Ho visto visi sorpresi di fronte alla notizia di come stanno davvero le cose, alcuni quasi spaventati nell’apprendere le reali condizioni del Mediterraneo, increduli sui numeri dell’inquinamento da plastica.
Il 2050 è l’anno sotto accusa, quello in cui nei mari del mondo il numero di pesci e bottigliette di plastica si uguaglierà.
La situazione attuale non è migliore e senza poter opporre resistenza il 2050 arriverà, ma per fortuna qualcuno in attesa non sa stare e trova il suo modo per rimediare.
Anche informare e rendere consapevoli coloro che sono troppo pigri per conoscere lo stato di salute del proprio Pianeta è un modo per porre rimedio, per arginare taluni comportamenti sbagliati che quotidianamente poniamo in essere.
Così, un gruppo di volontari WWF è sceso sulle spiagge ed ha dato i suoi numeri e le sue alternative.
Secondo una stima del WWF “nel Mare Nostrum la plastica rappresenta il 95% dei rifiuti in mare aperto, sui fondali e sulle spiagge e provoca oltre il 90% dei danni alla fauna selvatica marina. A livello globale, sono circa 700 le specie marine minacciate dalla plastica.”
Le cifre che emergono dal Report WWF 2019 sono da capogiro.
Ammonta a 8 milioni di tonnellate la plastica che finisce negli oceani ogni anno.
570 mila tonnellate solo nel Mediterraneo, di cui 34 mila al minuto sono bottigliette.
I principali responsabili dell’alto tasso di inquinamento del mare sono sicuramente i governi e le comunità locali che mal gestiscono il 28% dei propri rifiuti.

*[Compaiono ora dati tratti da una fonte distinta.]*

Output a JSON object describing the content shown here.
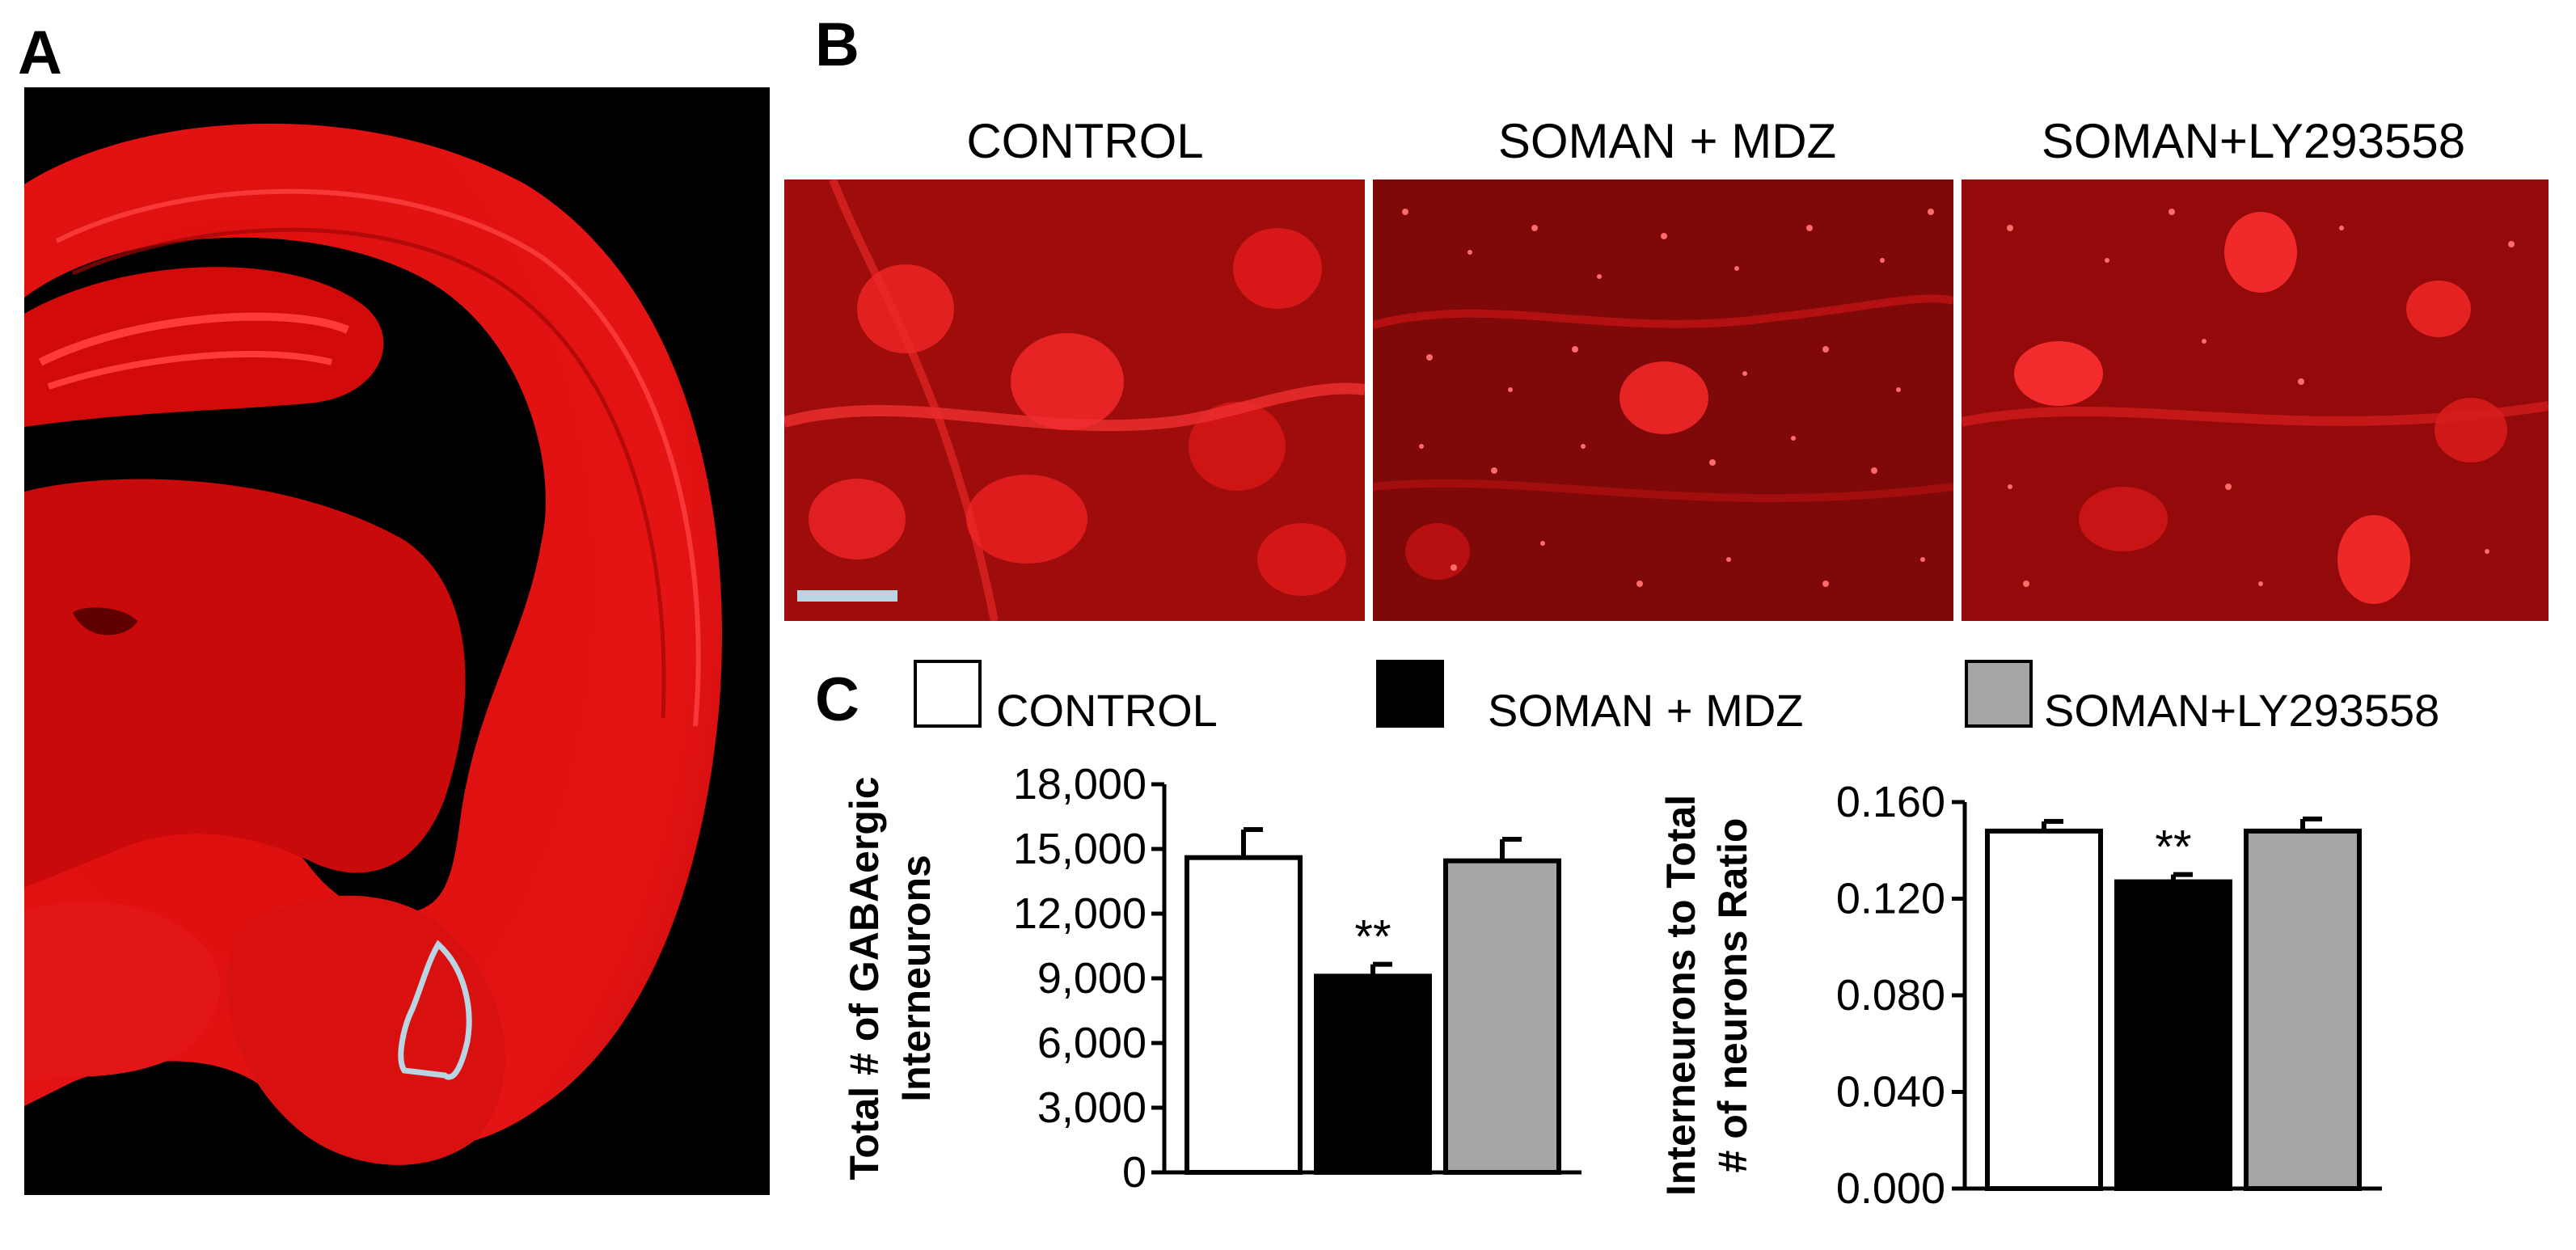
{
  "panels": {
    "a": {
      "letter": "A"
    },
    "b": {
      "letter": "B",
      "titles": [
        "CONTROL",
        "SOMAN + MDZ",
        "SOMAN+LY293558"
      ]
    },
    "c": {
      "letter": "C"
    }
  },
  "legend": [
    {
      "label": "CONTROL",
      "color": "#ffffff"
    },
    {
      "label": "SOMAN + MDZ",
      "color": "#000000"
    },
    {
      "label": "SOMAN+LY293558",
      "color": "#a6a6a6"
    }
  ],
  "colors": {
    "stain": "#e01010",
    "roi_outline": "#b9d4e2"
  },
  "chart_data": [
    {
      "type": "bar",
      "ylabel_lines": [
        "Total # of GABAergic",
        "Interneurons"
      ],
      "ylim": [
        0,
        18000
      ],
      "ytick_labels": [
        "0",
        "3,000",
        "6,000",
        "9,000",
        "12,000",
        "15,000",
        "18,000"
      ],
      "ytick_values": [
        0,
        3000,
        6000,
        9000,
        12000,
        15000,
        18000
      ],
      "series": [
        {
          "group": "CONTROL",
          "value": 14600,
          "error": 1300,
          "color": "#ffffff",
          "annotation": ""
        },
        {
          "group": "SOMAN + MDZ",
          "value": 9100,
          "error": 550,
          "color": "#000000",
          "annotation": "**"
        },
        {
          "group": "SOMAN+LY293558",
          "value": 14450,
          "error": 1000,
          "color": "#a6a6a6",
          "annotation": ""
        }
      ]
    },
    {
      "type": "bar",
      "ylabel_lines": [
        "Interneurons to Total",
        "# of neurons Ratio"
      ],
      "ylim": [
        0,
        0.16
      ],
      "ytick_labels": [
        "0.000",
        "0.040",
        "0.080",
        "0.120",
        "0.160"
      ],
      "ytick_values": [
        0,
        0.04,
        0.08,
        0.12,
        0.16
      ],
      "series": [
        {
          "group": "CONTROL",
          "value": 0.148,
          "error": 0.004,
          "color": "#ffffff",
          "annotation": ""
        },
        {
          "group": "SOMAN + MDZ",
          "value": 0.127,
          "error": 0.003,
          "color": "#000000",
          "annotation": "**"
        },
        {
          "group": "SOMAN+LY293558",
          "value": 0.148,
          "error": 0.005,
          "color": "#a6a6a6",
          "annotation": ""
        }
      ]
    }
  ]
}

Ci sono poi le aziende che immettono sul mercato annualmente 38 milioni di tonnellate di manufatti in plastica. Turisti e cittadini non sono da meno: producono oltre 24 milioni di tonnellate di rifiuti plastici ogni anno.
E se l’Italia, con la più elevata estensione costiera del Mediterraneo, è tra i principali Paesi a subire i danni legati all’inquinamento da plastica, d’altro canto è il secondo maggiore produttore dell’area mediterranea. Disperde 4 milioni di tonnellate di plastica l’anno.

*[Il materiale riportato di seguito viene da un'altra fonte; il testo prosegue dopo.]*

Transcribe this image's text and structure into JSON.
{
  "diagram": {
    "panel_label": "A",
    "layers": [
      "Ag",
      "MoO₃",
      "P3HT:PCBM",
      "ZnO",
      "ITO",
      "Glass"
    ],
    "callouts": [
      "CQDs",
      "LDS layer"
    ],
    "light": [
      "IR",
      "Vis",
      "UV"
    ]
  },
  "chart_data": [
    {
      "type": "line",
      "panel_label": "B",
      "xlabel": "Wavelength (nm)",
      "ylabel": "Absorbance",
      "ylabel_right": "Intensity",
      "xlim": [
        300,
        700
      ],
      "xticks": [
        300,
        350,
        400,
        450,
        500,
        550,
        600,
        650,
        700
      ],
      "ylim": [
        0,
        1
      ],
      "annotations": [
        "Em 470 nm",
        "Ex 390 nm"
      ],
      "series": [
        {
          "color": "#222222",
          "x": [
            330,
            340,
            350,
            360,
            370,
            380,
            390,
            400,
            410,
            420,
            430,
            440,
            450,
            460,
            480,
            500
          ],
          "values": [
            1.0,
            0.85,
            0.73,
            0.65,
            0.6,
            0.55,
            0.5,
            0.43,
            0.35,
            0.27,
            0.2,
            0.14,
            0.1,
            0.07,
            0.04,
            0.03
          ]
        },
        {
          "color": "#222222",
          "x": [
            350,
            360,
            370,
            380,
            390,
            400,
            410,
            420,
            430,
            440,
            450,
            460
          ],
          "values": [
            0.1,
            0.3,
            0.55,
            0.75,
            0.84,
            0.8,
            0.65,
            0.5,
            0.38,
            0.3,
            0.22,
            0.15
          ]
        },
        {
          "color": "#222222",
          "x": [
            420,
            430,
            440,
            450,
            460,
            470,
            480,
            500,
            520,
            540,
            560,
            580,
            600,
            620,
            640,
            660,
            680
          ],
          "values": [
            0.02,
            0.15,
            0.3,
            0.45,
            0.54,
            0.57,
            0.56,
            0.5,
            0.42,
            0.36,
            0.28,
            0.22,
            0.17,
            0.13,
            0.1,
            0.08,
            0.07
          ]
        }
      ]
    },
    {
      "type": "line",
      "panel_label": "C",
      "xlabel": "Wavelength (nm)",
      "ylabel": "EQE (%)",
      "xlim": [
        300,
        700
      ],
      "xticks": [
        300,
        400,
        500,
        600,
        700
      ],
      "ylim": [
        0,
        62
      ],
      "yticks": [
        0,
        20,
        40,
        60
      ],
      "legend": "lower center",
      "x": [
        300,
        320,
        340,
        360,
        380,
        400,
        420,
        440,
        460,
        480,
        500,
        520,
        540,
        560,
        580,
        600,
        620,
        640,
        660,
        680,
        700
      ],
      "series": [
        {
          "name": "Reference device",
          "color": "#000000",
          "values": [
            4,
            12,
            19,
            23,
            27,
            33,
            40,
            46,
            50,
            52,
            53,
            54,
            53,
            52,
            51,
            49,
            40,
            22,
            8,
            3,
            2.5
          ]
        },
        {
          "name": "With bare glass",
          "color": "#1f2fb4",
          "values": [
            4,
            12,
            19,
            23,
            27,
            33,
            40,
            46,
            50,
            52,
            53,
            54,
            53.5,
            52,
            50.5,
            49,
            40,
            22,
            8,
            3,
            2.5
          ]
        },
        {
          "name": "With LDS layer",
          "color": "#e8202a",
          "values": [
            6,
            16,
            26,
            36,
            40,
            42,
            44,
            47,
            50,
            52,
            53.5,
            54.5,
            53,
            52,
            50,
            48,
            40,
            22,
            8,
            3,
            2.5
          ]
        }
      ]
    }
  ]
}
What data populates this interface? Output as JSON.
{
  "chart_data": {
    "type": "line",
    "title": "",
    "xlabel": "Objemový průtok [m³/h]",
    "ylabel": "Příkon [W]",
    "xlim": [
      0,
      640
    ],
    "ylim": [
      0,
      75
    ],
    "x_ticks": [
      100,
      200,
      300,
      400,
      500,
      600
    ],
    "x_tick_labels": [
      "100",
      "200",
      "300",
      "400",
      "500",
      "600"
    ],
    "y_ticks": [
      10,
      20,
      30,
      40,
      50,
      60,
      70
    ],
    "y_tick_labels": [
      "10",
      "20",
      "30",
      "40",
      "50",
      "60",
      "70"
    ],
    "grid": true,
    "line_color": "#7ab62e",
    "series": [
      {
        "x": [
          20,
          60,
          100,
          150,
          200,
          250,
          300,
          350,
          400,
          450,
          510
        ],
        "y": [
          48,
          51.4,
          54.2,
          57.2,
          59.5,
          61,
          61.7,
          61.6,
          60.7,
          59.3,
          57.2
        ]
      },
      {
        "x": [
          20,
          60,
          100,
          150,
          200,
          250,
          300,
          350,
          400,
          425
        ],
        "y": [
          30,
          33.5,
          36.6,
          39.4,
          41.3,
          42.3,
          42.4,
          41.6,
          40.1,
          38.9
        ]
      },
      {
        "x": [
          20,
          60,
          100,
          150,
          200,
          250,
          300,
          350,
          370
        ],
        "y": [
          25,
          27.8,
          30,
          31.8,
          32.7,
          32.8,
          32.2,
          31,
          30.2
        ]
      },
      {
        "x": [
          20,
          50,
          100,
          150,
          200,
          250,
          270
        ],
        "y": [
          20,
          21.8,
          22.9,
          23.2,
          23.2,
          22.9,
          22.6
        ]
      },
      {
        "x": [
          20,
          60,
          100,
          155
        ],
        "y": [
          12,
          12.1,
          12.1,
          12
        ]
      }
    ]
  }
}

E’ vero che l’Italia figura tra quei Paesi europei ad aver adottato iniziative politiche innovative volte a ridurre l’utilizzo di plastica ed incrementare la raccolta differenziata, le priorità, però, restano la riduzione dei consumi ed il contrasto alla cattiva gestione dei rifiuti, che già ci è valsa una sanzione nel 2014 per la mancata regolarizzazione di 44 discariche.
Le possibilità per realizzare tali obiettivi sono innumerevoli: superare i limiti della Direttiva UE aumentando i numero di beni di plastica da vietare, realizzare delle partnership con le aziende, concentrarsi sui comuni che riscontrano maggiori difficoltà nella gestione dei rifiuti, utilizzare l’industria del turismo per incrementare il ricorso alla raccolta differenziata, creare delle campagne volte a sensibilizzare al riciclo e creare consapevolezza sui pericoli legati alla cattiva gestione dei rifiuti.
L’Italia non può restare inerme e i cittadini devono fare la propria parte prima che la plastica inizi ad inquinare più di 200 centrali a carbone.
Quando i volontari hanno chiesto agli intervistati quanto tempo occorresse ad alcuni rifiuti di plastica per degradarsi, quasi nessuno è riuscito a pensare un futuro così lontano: ben 450 anni per una bottiglietta di plastica, 200 per una cannuccia, 20 per una busta della spesa e tra 1 e 5 anni per un mozzicone di sigaretta.
Il Pianeta ha bisogno di una strategia anti-plastica e di una evoluzione che sappia di pulito. Perché è giusto che un futuro lontano non solo possa essere pensato, ma anche realizzato!